Monsieur Verdoux would never have come about had Orson Welles not suggested the idea to Chaplin. Welles wanted to write and direct the film, which he called The Lady Killer, with Chaplin as the title character. The rest of the story is the subject of a small controversy thanks to the tendency of Welles and Chaplin to not fully remember the truth. In the book This Is Orson Welles, Welles claims that he wrote a screenplay which Chaplin read before Chaplin decided to direct the film himself. Chaplin claimed that no screenplay existed. Welles also claims that Chaplin used some scenes from his alleged screenplay, including the yodelers and the rum drinking at the end of the film, although he does credit Chaplin with originating most of the film, as the scenes he did use from the Welles screenplay were altered quite a bit.
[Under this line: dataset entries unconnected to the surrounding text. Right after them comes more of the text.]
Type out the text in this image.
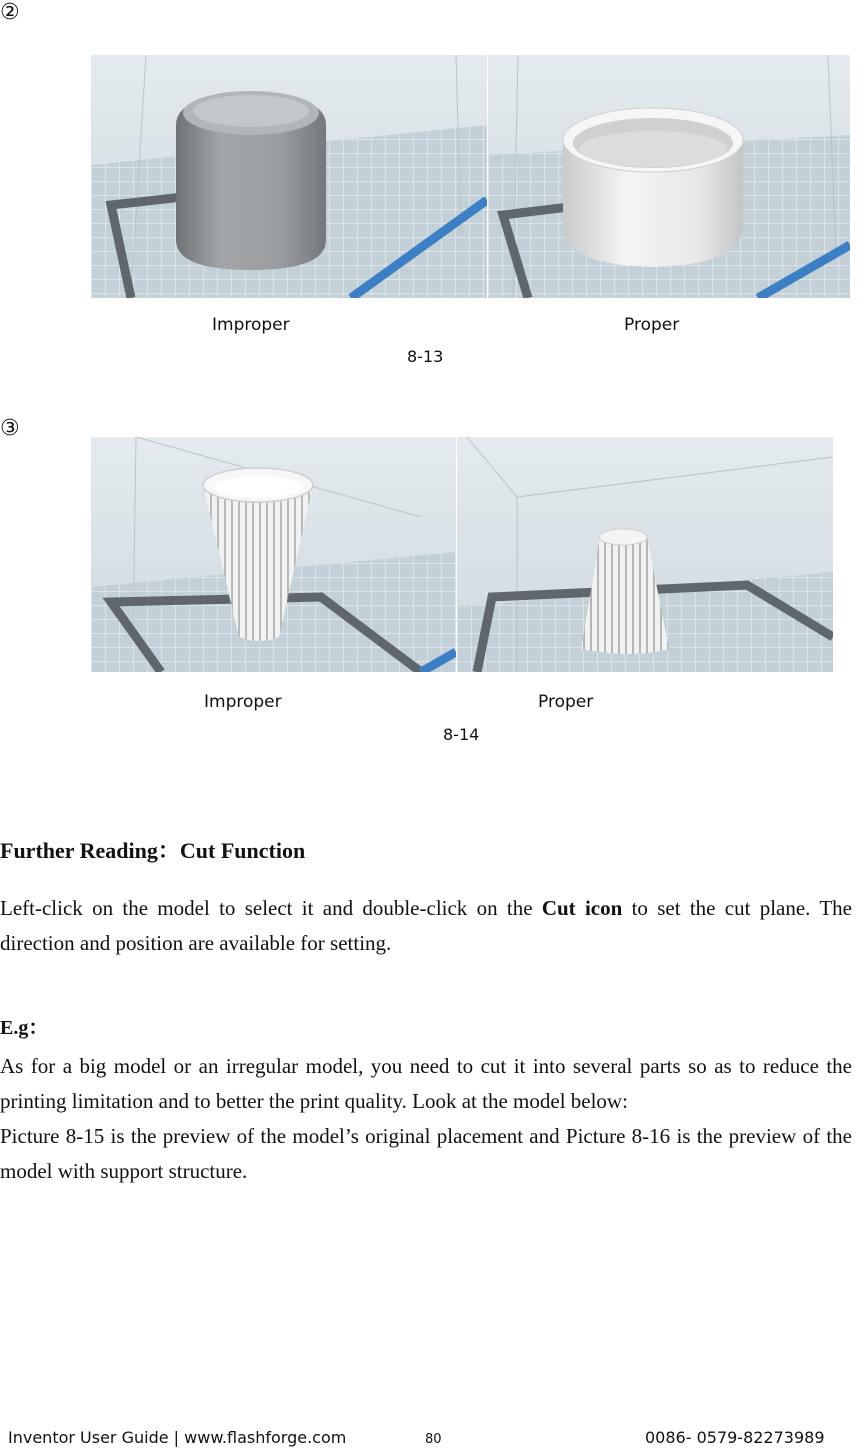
②
Improper	Proper
8-13
③
Improper	Proper
8-14
Further Reading：Cut Function
Left-click on the model to select it and double-click on the Cut icon to set the cut plane. The direction and position are available for setting.
E.g：
As for a big model or an irregular model, you need to cut it into several parts so as to reduce the printing limitation and to better the print quality. Look at the model below:
Picture 8-15 is the preview of the model’s original placement and Picture 8-16 is the preview of the model with support structure.
Inventor User Guide | www.flashforge.com	80	0086- 0579-82273989
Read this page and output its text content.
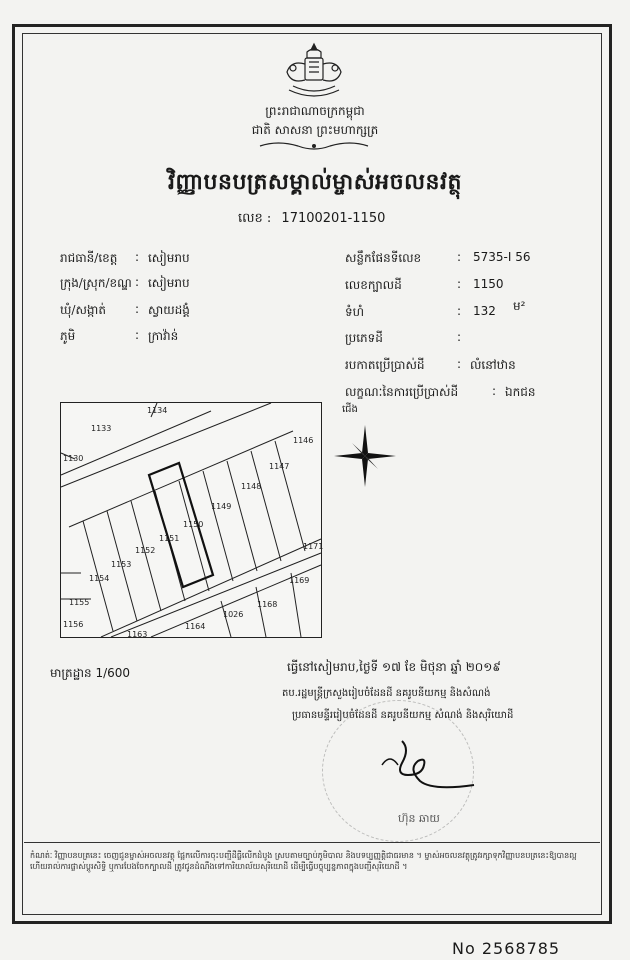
ព្រះរាជាណាចក្រកម្ពុជា
ជាតិ សាសនា ព្រះមហាក្សត្រ
វិញ្ញាបនបត្រសម្គាល់ម្ចាស់អចលនវត្ថុ
លេខ : 17100201-1150
រាជធានី/ខេត្ត : សៀមរាប
ក្រុង/ស្រុក/ខណ្ឌ : សៀមរាប
ឃុំ/សង្កាត់ : ស្វាយដង្គំ
ភូមិ	: ក្រាវ៉ាន់
សន្លឹកផែនទីលេខ	: 5735-I 56
លេខក្បាលដី	: 1150
ទំហំ	: 132 ម²
ប្រភេទដី	:
របកាតប្រើប្រាស់ដី	: លំនៅឋាន
លក្ខណៈនៃការប្រើប្រាស់ដី	: ឯកជន
1134
1133
1130
1146
1147
1148
1149
1150
1151
1152
1153
1154
1155
1156
1171
1169
1168
1026
1164
1163
ជើង
មាត្រដ្ឋាន 1/600	ធ្វើនៅសៀមរាប,ថ្ងៃទី ១៧ ខែ មិថុនា ឆ្នាំ ២០១៩
តប.រដ្ឋមន្ត្រីក្រសួងរៀបចំដែនដី នគរូបនីយកម្ម និងសំណង់
ប្រធានមន្ទីររៀបចំដែនដី នគរូបនីយកម្ម សំណង់ និងសុរិយោដី
ហ៊ុន ឆាយ
កំណត់ៈ វិញ្ញាបនបត្រនេះ ចេញជូនម្ចាស់អចលនវត្ថុ ផ្អែកលើការចុះបញ្ជីដីធ្លីលើកដំបូង ស្របតាមច្បាប់ភូមិបាល និងបទប្បញ្ញត្តិជាធរមាន ។ ម្ចាស់អចលនវត្ថុត្រូវរក្សាទុកវិញ្ញាបនបត្រនេះឱ្យបានល្អ ហើយរាល់ការផ្លាស់ប្តូរសិទ្ធិ ឬការបែងចែកក្បាលដី ត្រូវជូនដំណឹងទៅការិយាល័យសុរិយោដី ដើម្បីធ្វើបច្ចុប្បន្នភាពក្នុងបញ្ជីសុរិយោដី ។
No 2568785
In a statement that sounds like more like a funny anecdote than the truth, Welles reported that Chaplin did not provide the screen credit to Welles until after the poor reception in New York at the film's premier. One thing is for certain. Chaplin and Welles did sign a contract in which Welles gave Chaplin the rights to the story (or idea) in exchange for the paltry sum of $5,000 and a screen credit. This contract was signed in 1941, a few weeks after the release of Citizen Kane. Whether Chaplin would have displayed Welles' name so prominently in the credits if the film was received favorably is something we will never know.